だが その言葉は冷徹なまでに的確であった。
「そして あの 正しい俺 は――」
廉は 澱んだ空を見上げた。
「その選別を 機構として強制的に執行する存在だ」
少女が どこか寂しげに笑った。
「正解です。あなたは 本当に理解が早い」
ジャンヌが 血が滲むほどに唇を噛みしめる。
「では……。私が生きるためには……」
その残酷な結末を 彼女は口にできなかった。
だが 廉に躊躇はない。
「奪うしかねえ」
断言が 空気を凍らせる。
「……九条さん」
揺れるジャンヌの瞳を 廉は真っ向から受け止めた。
「綺麗事で生き延びられるほど この世界は甘くない」
突き放すような冷静な声。
だが その底には 他者には理解し得ない熱が宿っていた。
「でもな。 選ぶ ことはできるはずだ」
ジャンヌの呼吸が 一瞬止まる。
「ああ。全部を無差別に奪う必要はない」
その提案に 少女の表情が微かに変化した。
「……どういう意味ですか」
「簡単な話だ。 どの未来を残すか を 俺たちの手で決めればいい」
沈黙。
その発想は 世界の前提そのものを根底から覆そうとしていた。
「選別を……自分たちの意志で……?」
「どうせ奪い合いなら 世界の基準に合わせる義理はない。俺たちのルールでやるだけだ」
少女は 食い入るように廉を見つめた。
「……それは。世界そのものに逆らうということですよ?」
「上等だ。最初から従うつもりなんて欠片もねえよ」
即答であった。
その迷いのない力強さに ジャンヌの瞳の揺らぎが収まっていく。
そして――。
彼女はゆっくりと だが深く頷いた。
「……はい。
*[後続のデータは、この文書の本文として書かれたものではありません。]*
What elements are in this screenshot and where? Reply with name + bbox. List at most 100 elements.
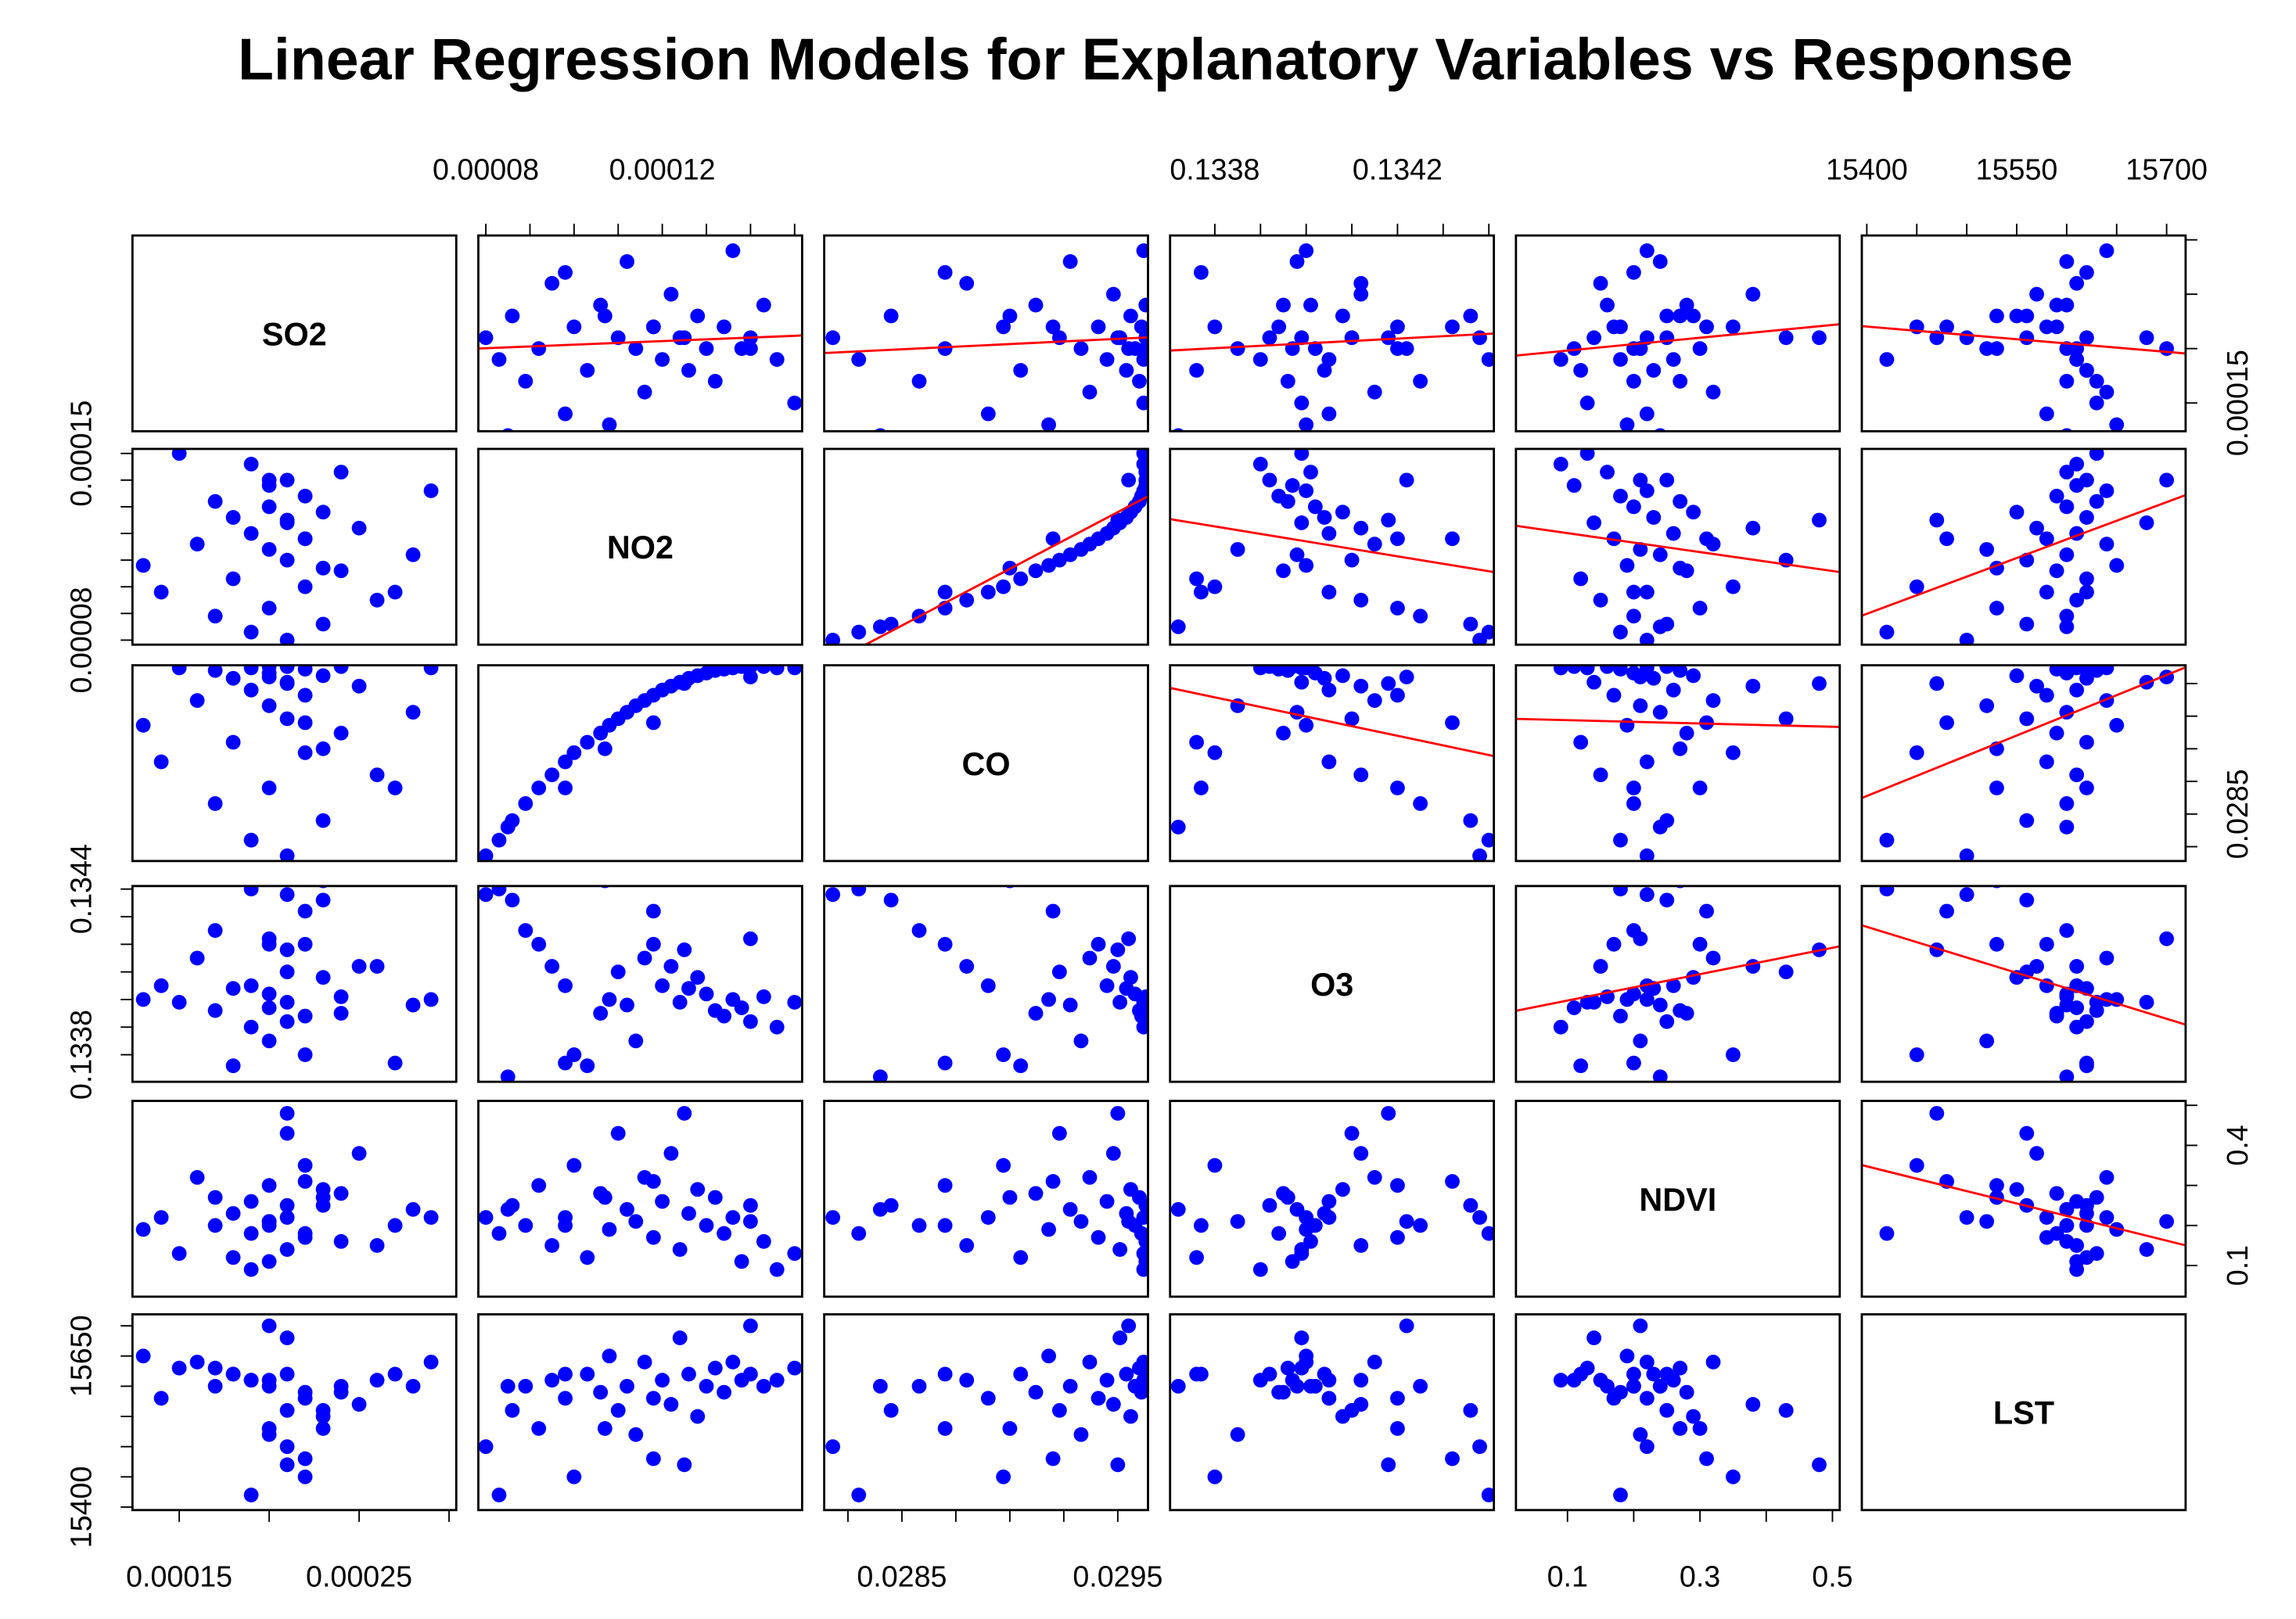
point xyxy=(2039,531,2054,547)
point xyxy=(207,1003,223,1018)
point xyxy=(2029,286,2044,302)
point xyxy=(566,745,582,760)
point xyxy=(558,781,573,795)
x-tick-label: 0.00015 xyxy=(126,1560,232,1593)
point xyxy=(1041,1222,1056,1237)
point xyxy=(544,767,560,783)
point xyxy=(787,665,803,676)
point xyxy=(297,1469,313,1484)
point xyxy=(1472,1210,1487,1226)
point xyxy=(996,1469,1011,1484)
point xyxy=(518,1218,534,1233)
point xyxy=(1110,330,1126,346)
point xyxy=(558,978,573,993)
point xyxy=(1123,308,1138,324)
point xyxy=(1573,1058,1589,1074)
point xyxy=(207,796,223,811)
points xyxy=(825,1318,1148,1502)
point xyxy=(1929,676,1945,691)
y-tick-label: 15650 xyxy=(65,1315,98,1397)
point xyxy=(531,1178,547,1194)
point xyxy=(1367,537,1382,552)
point xyxy=(1463,308,1479,324)
fit-line xyxy=(1861,924,2186,1026)
point xyxy=(1659,665,1675,674)
point xyxy=(1989,601,2004,616)
point xyxy=(1041,417,1056,432)
point xyxy=(1317,363,1332,378)
point xyxy=(1271,319,1287,335)
point xyxy=(261,1178,277,1194)
point xyxy=(243,1226,259,1241)
point xyxy=(1939,715,1954,731)
point xyxy=(996,1158,1011,1173)
point xyxy=(351,1146,367,1161)
point xyxy=(315,616,331,632)
point xyxy=(1626,781,1641,795)
points xyxy=(1861,243,2186,432)
point xyxy=(279,995,295,1010)
points xyxy=(1515,448,1840,645)
point xyxy=(2099,483,2115,498)
point xyxy=(1445,715,1460,731)
point xyxy=(387,1366,403,1382)
point xyxy=(1579,1360,1595,1376)
point xyxy=(1659,472,1675,488)
panel-frame xyxy=(1169,1100,1496,1298)
points xyxy=(1553,1318,1827,1502)
point xyxy=(681,1206,696,1221)
point xyxy=(1553,665,1568,676)
point xyxy=(1679,297,1694,313)
point xyxy=(1062,997,1078,1013)
point xyxy=(1335,504,1350,520)
point xyxy=(1652,1378,1668,1394)
point xyxy=(1626,796,1641,811)
panel xyxy=(1860,885,2187,1083)
point xyxy=(2079,264,2094,280)
point xyxy=(1586,674,1602,690)
point xyxy=(1579,448,1595,461)
panel-frame xyxy=(1169,234,1496,433)
point xyxy=(2089,395,2104,411)
point xyxy=(1633,669,1648,685)
point xyxy=(1028,1186,1044,1201)
point xyxy=(1294,665,1310,676)
point xyxy=(518,923,534,939)
point xyxy=(1335,308,1350,324)
point xyxy=(2109,1222,2125,1237)
point xyxy=(1979,341,1995,357)
point xyxy=(677,942,692,957)
point xyxy=(1639,633,1655,645)
point xyxy=(1639,754,1655,770)
point xyxy=(1399,1214,1414,1230)
point xyxy=(1726,1047,1741,1062)
y-tick-label: 0.00015 xyxy=(65,400,98,507)
point xyxy=(1979,1033,1995,1049)
point xyxy=(189,1355,205,1370)
point xyxy=(1659,892,1675,908)
point xyxy=(1262,330,1277,346)
point xyxy=(491,1226,507,1241)
point xyxy=(1321,1391,1337,1406)
point xyxy=(135,717,151,733)
panel xyxy=(823,1100,1149,1298)
point xyxy=(500,820,516,835)
point xyxy=(580,734,595,750)
point xyxy=(1105,1146,1121,1161)
point xyxy=(1002,1190,1018,1205)
points xyxy=(478,243,803,432)
point xyxy=(2059,989,2075,1004)
point xyxy=(243,624,259,640)
point xyxy=(637,384,652,400)
point xyxy=(566,1158,582,1173)
point xyxy=(2059,254,2075,269)
point xyxy=(672,1330,688,1345)
point xyxy=(1307,341,1323,357)
point xyxy=(279,887,295,903)
point xyxy=(189,693,205,709)
point xyxy=(1280,1190,1295,1205)
x-tick-label: 0.00008 xyxy=(433,153,539,186)
point xyxy=(1413,1378,1428,1394)
point xyxy=(707,374,723,389)
point xyxy=(1252,456,1268,472)
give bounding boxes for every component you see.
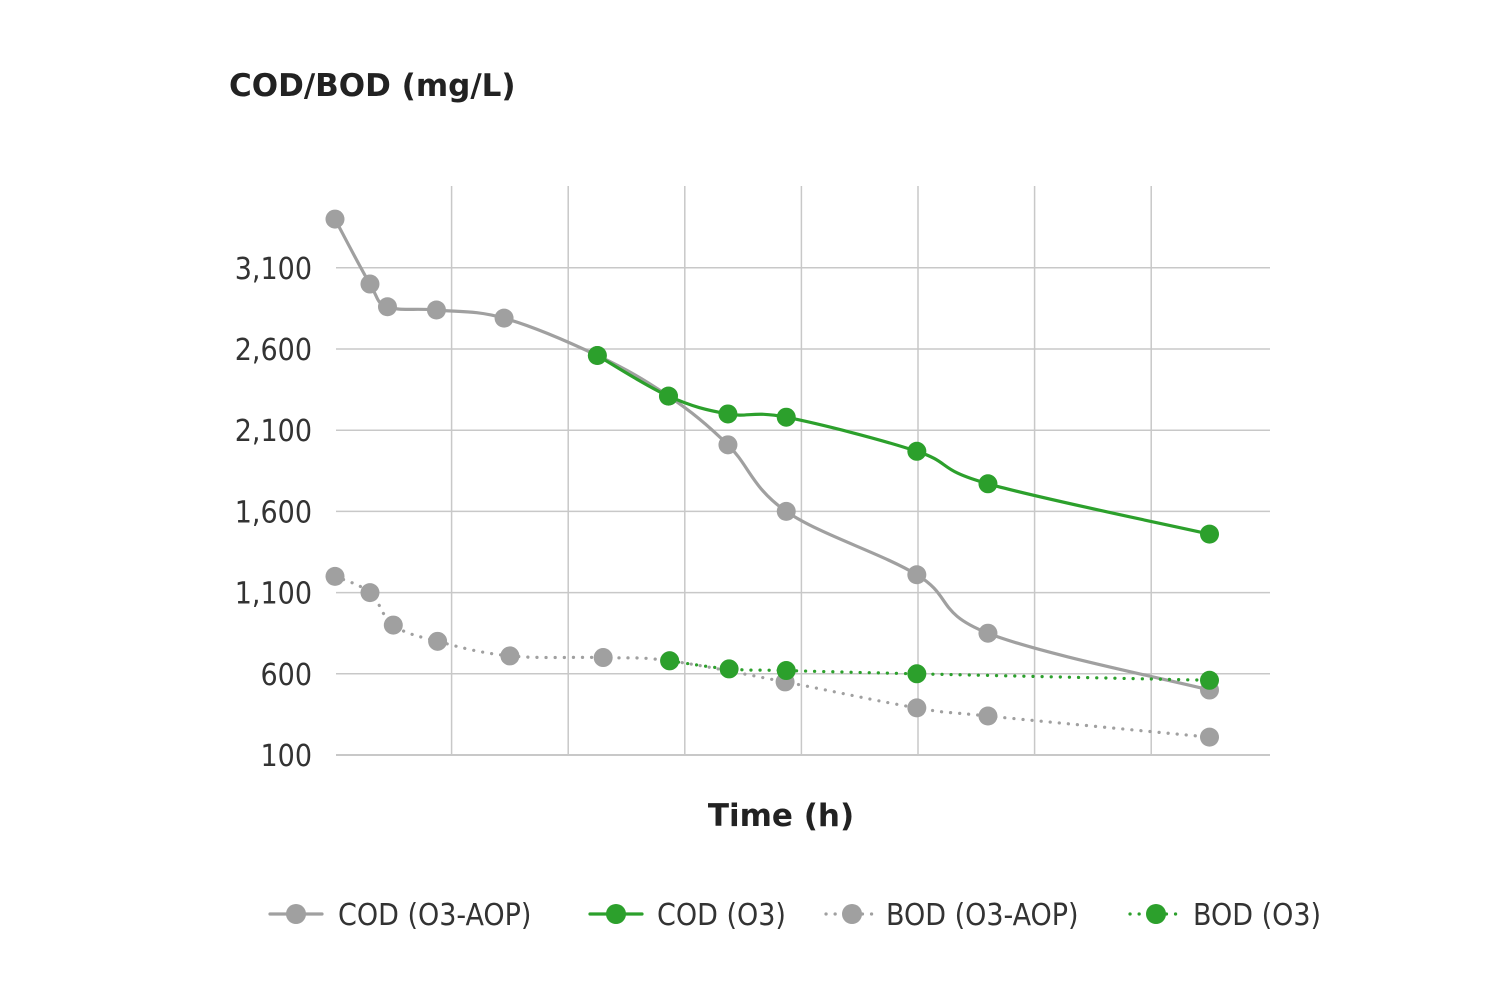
series-point-2-5 <box>593 648 613 668</box>
legend-swatch-marker <box>286 904 306 924</box>
series-point-2-4 <box>500 646 520 666</box>
series-point-1-4 <box>907 441 927 461</box>
series-point-0-2 <box>377 297 397 317</box>
series-line-0 <box>333 217 1212 692</box>
series-point-0-1 <box>360 274 380 294</box>
series-point-1-1 <box>658 386 678 406</box>
legend-label: BOD (O3-AOP) <box>886 898 1079 933</box>
y-tick-label: 100 <box>260 739 312 774</box>
series-point-2-9 <box>978 706 998 726</box>
series-point-2-8 <box>907 698 927 718</box>
series-point-2-1 <box>360 583 380 603</box>
y-tick-label: 600 <box>260 658 312 693</box>
legend-label: BOD (O3) <box>1193 898 1321 933</box>
legend: COD (O3-AOP) COD (O3) BOD (O3-AOP) BOD (O3) <box>268 898 1321 933</box>
y-tick-label: 1,600 <box>235 495 312 530</box>
legend-label: COD (O3-AOP) <box>338 898 531 933</box>
legend-swatch-marker <box>1146 904 1166 924</box>
plot-series <box>325 209 1219 747</box>
series-point-0-0 <box>325 209 345 229</box>
y-tick-label: 3,100 <box>235 252 312 287</box>
legend-swatch-marker <box>842 904 862 924</box>
series-line-1 <box>595 353 1212 536</box>
chart-title: COD/BOD (mg/L) <box>229 68 516 104</box>
y-tick-label: 2,100 <box>235 414 312 449</box>
series-point-3-2 <box>776 661 796 681</box>
series-point-1-5 <box>978 474 998 494</box>
y-tick-label: 1,100 <box>235 577 312 612</box>
series-point-1-3 <box>776 407 796 427</box>
series-point-0-10 <box>978 623 998 643</box>
y-axis-ticks: 100 600 1,100 1,600 2,100 2,600 3,100 <box>235 252 312 774</box>
series-point-0-8 <box>776 501 796 521</box>
series-point-3-3 <box>907 664 927 684</box>
series-point-0-3 <box>426 300 446 320</box>
series-point-1-6 <box>1200 524 1219 544</box>
series-point-3-4 <box>1200 670 1219 690</box>
series-point-0-9 <box>907 565 927 585</box>
y-tick-label: 2,600 <box>235 333 312 368</box>
series-line-2 <box>333 574 1212 739</box>
series-point-3-0 <box>660 651 680 671</box>
legend-swatch-marker <box>606 904 626 924</box>
series-point-1-0 <box>587 345 607 365</box>
x-axis-label: Time (h) <box>708 798 854 834</box>
series-point-2-2 <box>383 615 403 635</box>
series-point-3-1 <box>719 659 739 679</box>
series-point-2-0 <box>325 566 345 586</box>
series-point-0-4 <box>494 308 514 328</box>
series-point-0-7 <box>718 435 738 455</box>
gridlines <box>336 186 1270 756</box>
legend-label: COD (O3) <box>657 898 786 933</box>
series-point-2-3 <box>428 631 448 651</box>
series-point-2-10 <box>1200 727 1219 747</box>
series-point-1-2 <box>718 404 738 424</box>
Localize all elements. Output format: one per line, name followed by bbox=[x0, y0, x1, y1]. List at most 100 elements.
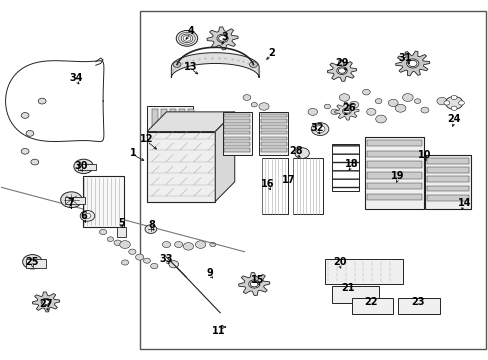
Bar bbox=[82, 176, 124, 226]
Circle shape bbox=[107, 237, 113, 242]
Circle shape bbox=[251, 103, 257, 107]
Bar bbox=[188, 109, 194, 131]
Circle shape bbox=[38, 98, 46, 104]
Bar bbox=[78, 164, 96, 170]
Bar bbox=[224, 131, 250, 134]
Text: 2: 2 bbox=[267, 48, 274, 58]
Circle shape bbox=[342, 108, 350, 114]
Bar bbox=[366, 150, 421, 157]
Text: 15: 15 bbox=[251, 275, 264, 285]
Polygon shape bbox=[147, 112, 234, 132]
Circle shape bbox=[387, 99, 397, 107]
Bar bbox=[260, 136, 286, 140]
Bar bbox=[161, 109, 166, 131]
Circle shape bbox=[362, 89, 369, 95]
Polygon shape bbox=[32, 292, 60, 312]
Text: 27: 27 bbox=[39, 299, 53, 309]
Circle shape bbox=[128, 249, 136, 255]
Circle shape bbox=[413, 99, 420, 103]
Circle shape bbox=[394, 104, 405, 112]
Bar bbox=[426, 186, 468, 192]
Circle shape bbox=[324, 104, 330, 109]
Circle shape bbox=[249, 62, 257, 67]
Bar bbox=[426, 167, 468, 173]
Circle shape bbox=[120, 240, 130, 248]
Bar bbox=[140, 12, 485, 348]
Circle shape bbox=[217, 34, 228, 42]
Bar bbox=[224, 120, 250, 123]
Bar bbox=[325, 259, 402, 284]
Circle shape bbox=[145, 225, 157, 233]
Bar bbox=[117, 226, 126, 237]
Bar bbox=[426, 158, 468, 163]
Circle shape bbox=[209, 242, 215, 247]
Circle shape bbox=[420, 107, 428, 113]
Circle shape bbox=[343, 109, 349, 113]
Bar bbox=[65, 197, 84, 204]
Circle shape bbox=[349, 101, 358, 108]
Text: 8: 8 bbox=[148, 220, 155, 230]
Circle shape bbox=[26, 131, 34, 136]
Circle shape bbox=[259, 103, 268, 110]
Circle shape bbox=[248, 280, 259, 288]
Bar bbox=[224, 114, 250, 117]
Bar bbox=[261, 158, 288, 214]
Circle shape bbox=[375, 115, 386, 123]
Circle shape bbox=[336, 67, 346, 75]
Circle shape bbox=[374, 99, 381, 104]
Polygon shape bbox=[395, 51, 429, 76]
Text: 3: 3 bbox=[221, 32, 228, 41]
Circle shape bbox=[315, 126, 325, 133]
Text: 9: 9 bbox=[206, 268, 213, 278]
Text: 33: 33 bbox=[160, 254, 173, 264]
Text: 10: 10 bbox=[417, 150, 431, 160]
Text: 18: 18 bbox=[344, 159, 358, 169]
Polygon shape bbox=[215, 112, 234, 202]
Circle shape bbox=[122, 260, 128, 265]
Circle shape bbox=[195, 241, 205, 248]
Text: 28: 28 bbox=[288, 146, 302, 156]
Circle shape bbox=[74, 159, 93, 174]
Text: 32: 32 bbox=[309, 123, 323, 133]
Circle shape bbox=[168, 261, 178, 268]
Text: 24: 24 bbox=[447, 114, 460, 124]
Circle shape bbox=[21, 113, 29, 118]
Bar bbox=[222, 112, 251, 155]
Circle shape bbox=[84, 213, 91, 219]
Text: 30: 30 bbox=[74, 161, 88, 171]
Bar bbox=[293, 158, 322, 214]
Circle shape bbox=[135, 254, 143, 260]
Bar bbox=[224, 136, 250, 140]
Circle shape bbox=[450, 106, 456, 111]
Bar bbox=[224, 125, 250, 129]
Circle shape bbox=[443, 101, 449, 105]
Circle shape bbox=[176, 31, 197, 46]
Circle shape bbox=[31, 159, 39, 165]
Circle shape bbox=[450, 95, 456, 100]
Circle shape bbox=[458, 101, 464, 105]
Circle shape bbox=[41, 298, 51, 306]
Circle shape bbox=[42, 300, 49, 305]
Text: 31: 31 bbox=[398, 53, 411, 63]
Circle shape bbox=[162, 242, 170, 248]
Circle shape bbox=[114, 240, 121, 246]
Bar bbox=[260, 148, 286, 152]
Text: 16: 16 bbox=[261, 179, 274, 189]
Bar bbox=[224, 148, 250, 152]
Circle shape bbox=[402, 56, 422, 71]
Text: 7: 7 bbox=[67, 198, 74, 208]
Bar bbox=[259, 112, 288, 155]
Circle shape bbox=[406, 59, 418, 68]
Text: 19: 19 bbox=[390, 171, 404, 181]
Bar bbox=[331, 286, 378, 303]
Bar bbox=[366, 183, 421, 189]
Circle shape bbox=[436, 98, 446, 105]
Bar bbox=[366, 161, 421, 168]
Polygon shape bbox=[171, 53, 259, 78]
Circle shape bbox=[243, 95, 250, 100]
Circle shape bbox=[143, 258, 150, 263]
Polygon shape bbox=[238, 273, 269, 296]
Circle shape bbox=[21, 148, 29, 154]
Circle shape bbox=[402, 94, 412, 102]
Circle shape bbox=[99, 229, 106, 235]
私 選びます」
拳を握り直す。
その声から もはや震えは消えていた。
「誰の未来を残すべきか。私自身の手で」
廉が 不敵に笑う。
「いい顔だ」
その刹那 空が激しく歪んだ。
「――判断を確認」
冷徹な声が 天から降り注ぐ。
見上げた先にいたのは。
正しい九条廉 。
虚空に立ち 虫ケラを見るような眼差しでこちらを見下ろしている。
「選別権の簒奪を確認。許容範囲を逸脱」
その平坦な瞳に 初めて明確な 怒り が宿った。
「排除優先度を 最大 に更新。完全抹消を開始する」
ジャンヌが 鋭く息を呑む。
「……来ます!」
「ああ。望むところだ」
廉は一歩前へ出た。
その表情に 恐れなど露ほども存在しない。
「俺たちは 選ばれる側 に甘んじるつもりはない」
ジャンヌが その熱に並ぶ。
強く 決然と。
「はい!」
二人は同時に 運命という名の断頭台へ向かって駆け出した。
「――俺たちが 選ぶ側 になる」
宣言とともに 世界が猛烈な鳴動を始めた。
選別者と 反逆者。
未来を巡る 本当の戦いが 今ここから始まる。